Fetch

Slow Learner 1–32 - 2007

“trial and error           we find the centre” (1)

My first concern in addressing these copper plates was to find the centre. Thinking of Beckett, and of Michelangelo, too, I used those ‘compasses in [my] eyes,’ as recommended. (2) I failed, of course, but next time failed better. And I thought of Eva Hesse, and “that certain pleasure of proving [myself] against perfection”.(3)

Most characteristic of this project, though, was the way I tried to integrate into my work on the plate exactly what I observed in the proofing: I thought that if I, too, could ‘square up’ my plate, and my body; if I could maintain consistent pressure on my graver; and if I could ‘roll’ through the plate with fluidity and ease, then not only would I get a good drawing/gravure, but there would be a nice integrity between the making and the production of the prints.

With my stance wide open now – right leg forward, the left leg poised behind – I hoped to add spring to my lines. Real control sets in only on the fourth day: thus the title of the suite Slow Learner.

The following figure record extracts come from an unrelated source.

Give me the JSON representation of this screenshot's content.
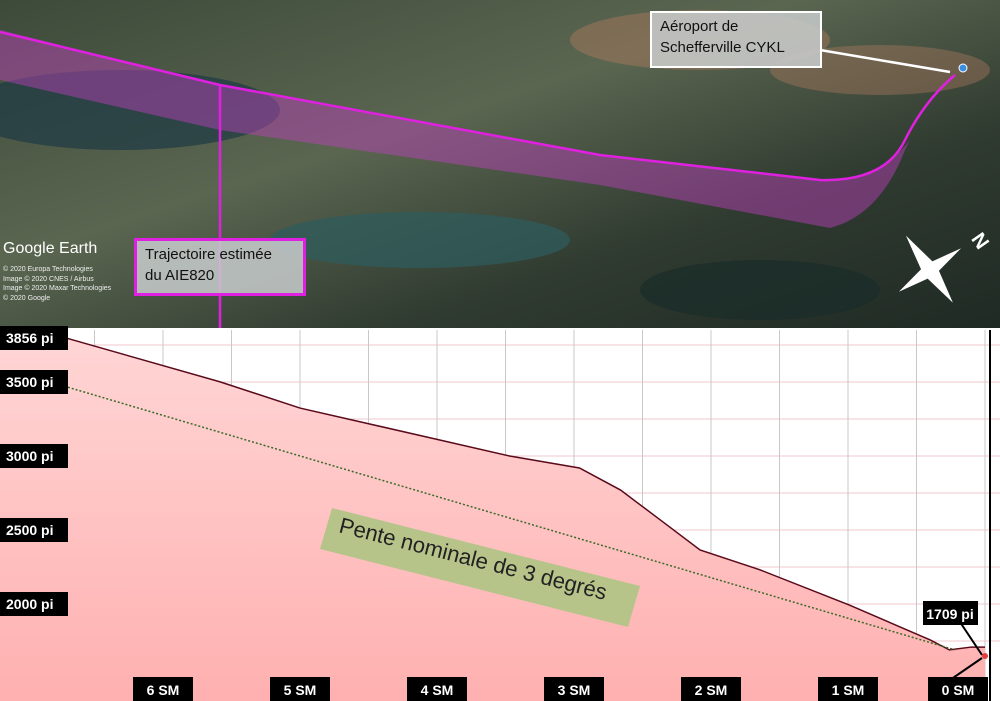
{
  "map": {
    "logo": "Google Earth",
    "credits": [
      "© 2020 Europa Technologies",
      "Image © 2020 CNES / Airbus",
      "Image © 2020 Maxar Technologies",
      "© 2020 Google"
    ],
    "airport_label": [
      "Aéroport de",
      "Schefferville CYKL"
    ],
    "trajectory_label": [
      "Trajectoire estimée",
      "du AIE820"
    ],
    "north_label": "N",
    "trajectory_color": "#e020e0"
  },
  "chart_data": {
    "type": "area",
    "x_unit": "SM",
    "y_unit": "pi",
    "xlim": [
      7.0,
      0
    ],
    "ylim": [
      1550,
      3900
    ],
    "x_ticks": [
      "6 SM",
      "5 SM",
      "4 SM",
      "3 SM",
      "2 SM",
      "1 SM",
      "0 SM"
    ],
    "x_tick_values": [
      6,
      5,
      4,
      3,
      2,
      1,
      0
    ],
    "y_ticks": [
      "3856 pi",
      "3500 pi",
      "3000 pi",
      "2500 pi",
      "2000 pi"
    ],
    "y_tick_values": [
      3856,
      3500,
      3000,
      2500,
      2000
    ],
    "end_label": "1709 pi",
    "grid": true,
    "series": [
      {
        "type": "area",
        "color": "#ffb8b8",
        "line_color": "#5a0a1a",
        "x": [
          6.93,
          5.58,
          5.0,
          3.98,
          3.47,
          2.96,
          2.66,
          2.37,
          2.08,
          1.64,
          0.99,
          0.4,
          0.26,
          0.1,
          0
        ],
        "y": [
          3856,
          3500,
          3324,
          3108,
          3000,
          2919,
          2770,
          2568,
          2365,
          2230,
          1993,
          1757,
          1690,
          1709,
          1709
        ]
      },
      {
        "name": "Pente nominale de 3 degrés",
        "type": "line",
        "style": "dotted",
        "color": "#3a6a2a",
        "x": [
          6.75,
          0.22
        ],
        "y": [
          3480,
          1690
        ]
      }
    ],
    "annotation": "Pente nominale de 3 degrés"
  }
}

(1) Tamar Yoseloff, ‘Marks’, a poem based on the works of Linda Karshan. Published in the artist’s book, Marks, in collaboration with Linda Karshan (Pratt Editions, 2007), and in the author’s collection Fetch (London: Salt Publishing, 2007).

(2) Vasari’s ‘Life of Michelangelo’. Michelangelo said that one should have compasses in one’s eyes, not in one’s hands, because the hand executes but it is the eye which judges.

(3) Lucy Lippard, Eva Hesse (New York: Da Capo, 1992), p. 142.